Climate change is not a distant threat: heavy costs are being borne here and now. During 2021, we saw deadly floods in western Europe, where as much as two months’ worth of rain fell in two days. Flooding also hit central China, where a three-day downpour delivered a year’s worth of rain in one city. A “heat dome” that enveloped much of the Pacific Northwest and Canada during the summer of 2021 caused several hundred deaths and damaged transportation infrastructures and crops. Fires forced evacuations and damaged property and infrastructure in the American west, the Mediterranean and Russia. One company has even been charged with manslaughter in the deaths of four people caught in a wildfire found to have been caused by company’s inadequate management of its transmission assets. This is just a sampling of the impacts of climate change-related extreme weather in 2021.
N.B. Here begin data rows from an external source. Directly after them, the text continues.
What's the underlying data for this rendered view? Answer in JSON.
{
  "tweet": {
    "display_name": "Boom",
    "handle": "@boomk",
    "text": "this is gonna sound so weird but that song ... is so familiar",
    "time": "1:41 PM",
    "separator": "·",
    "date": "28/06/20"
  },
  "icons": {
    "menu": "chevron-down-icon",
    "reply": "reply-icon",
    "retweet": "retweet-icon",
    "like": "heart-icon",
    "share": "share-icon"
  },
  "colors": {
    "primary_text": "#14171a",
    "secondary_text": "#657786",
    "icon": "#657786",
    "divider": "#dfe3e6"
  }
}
But today’s costs pale in comparison to what future costs and damages will be. A recent report from Swiss Re contained the sobering estimate that climate change could cost the world 10 per cent of its total economic value by 2050 if we stay on our current warming trajectory. By contrast, by investing the money needed to prevent warming above 1.5 degrees – the threshold under which we must stay to avoid climate catastrophe – the estimated negative impact on gross domestic product (GDP) would be reduced to about 4.2 per cent by mid-century.
The damages, costs and suffering caused by climate change can be mitigated because we have the capacity and the technology to prevent these from becoming significantly worse. Investing now in low-carbon technologies and solutions is, in fact, likely to be less expensive than coping with increasingly severe and frequent disasters and heat waves. The IPCC estimates that it will take US$1.6-3.8 trillion every year to avoid surpassing 1.5 degrees in additional warming between now and 2050. That is a hefty price tag, but these investments will also create jobs and add to economic output, unlike the damages and losses incurred by extreme weather and the chronic effects of climate change. Investing in both mitigation of additional emissions and adaptation to the changes that are unavoidable will be a far less chaotic approach to the problem of climate change than simply awaiting the effects.
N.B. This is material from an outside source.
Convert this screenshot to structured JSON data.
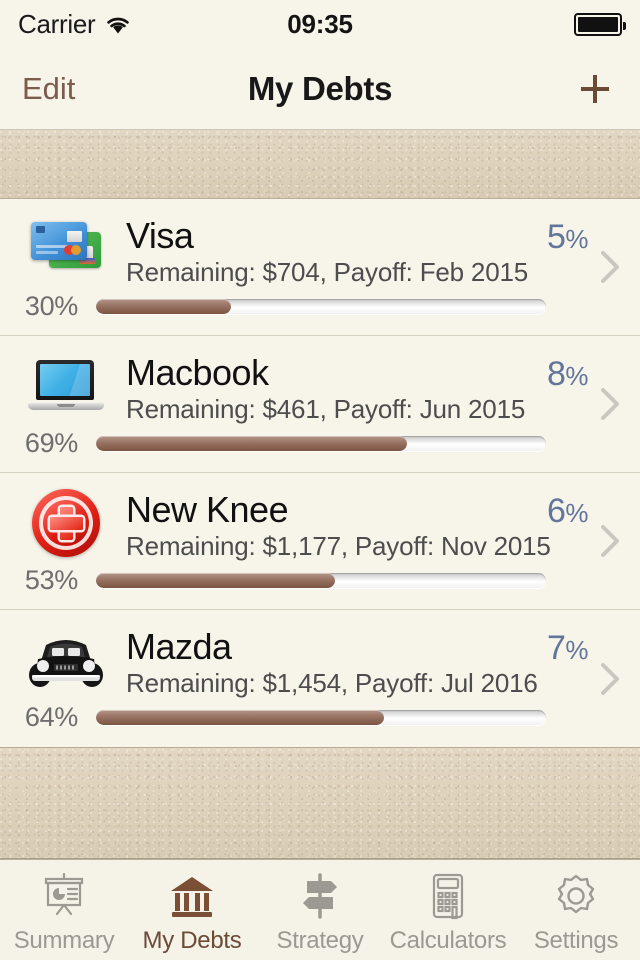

But investing in mitigation need not undermine financial outcomes for both equity and fixed income investors – in fact, it should be profitable. Investing in mitigation and low-carbon solutions, or at least incorporating both transition and physical risks into investment portfolios, can provide competitive financial results to investors.
There is growing body of research demonstrating that decarbonisation does not have to involve performance trade-offs. In fact, several new studies show that carbon-sensitive portfolios may outperform less carbon-sensitive peers. Past performance is not indicative of future returns.
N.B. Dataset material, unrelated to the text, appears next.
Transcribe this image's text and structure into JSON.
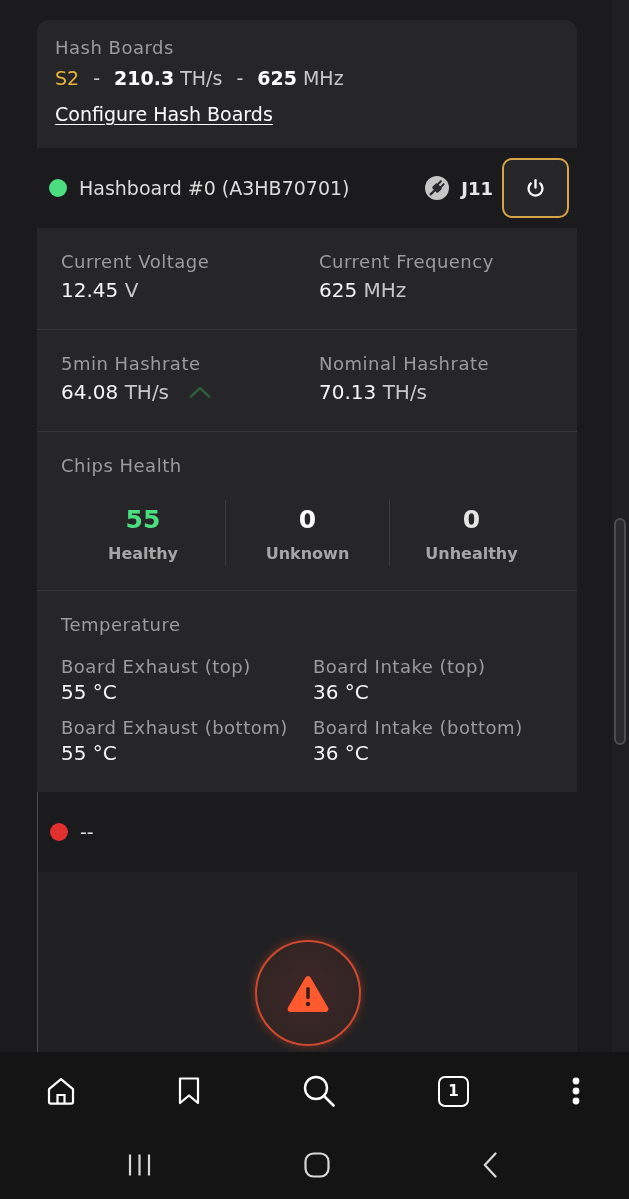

Harvard Business School in 2019 found that portfolios that “lowered carbon emissions more aggressively performed better”. Using the authors’ concept of decarbonisation factors and constructing portfolios that take long positions in low carbon intensity sectors and short positions in high carbon intensity sectors provided significantly positive alphas when buys and sells were coordinated with institutional flows into the factors. Past performance is not indicative of future returns.
Other approaches have proven to be interesting as well. In another 2019 study, Christina Atanasova and Eduardo Schwartz examined North American fossil oil firms between 1999 and 2018 and documented that the growth of fossil fuel reserves has a negative relationship with firm value. They found that the negative impact of reserves growth was due to firms adding to undeveloped reserves. Past performance is not indicative of future returns.
Taken together, these studies suggest that investors do see climate change as a material set of risks – and in the case of energy firms, even an existential one.
Julie Gorte, senior vice-president for sustainable investing at Impax Asset Management.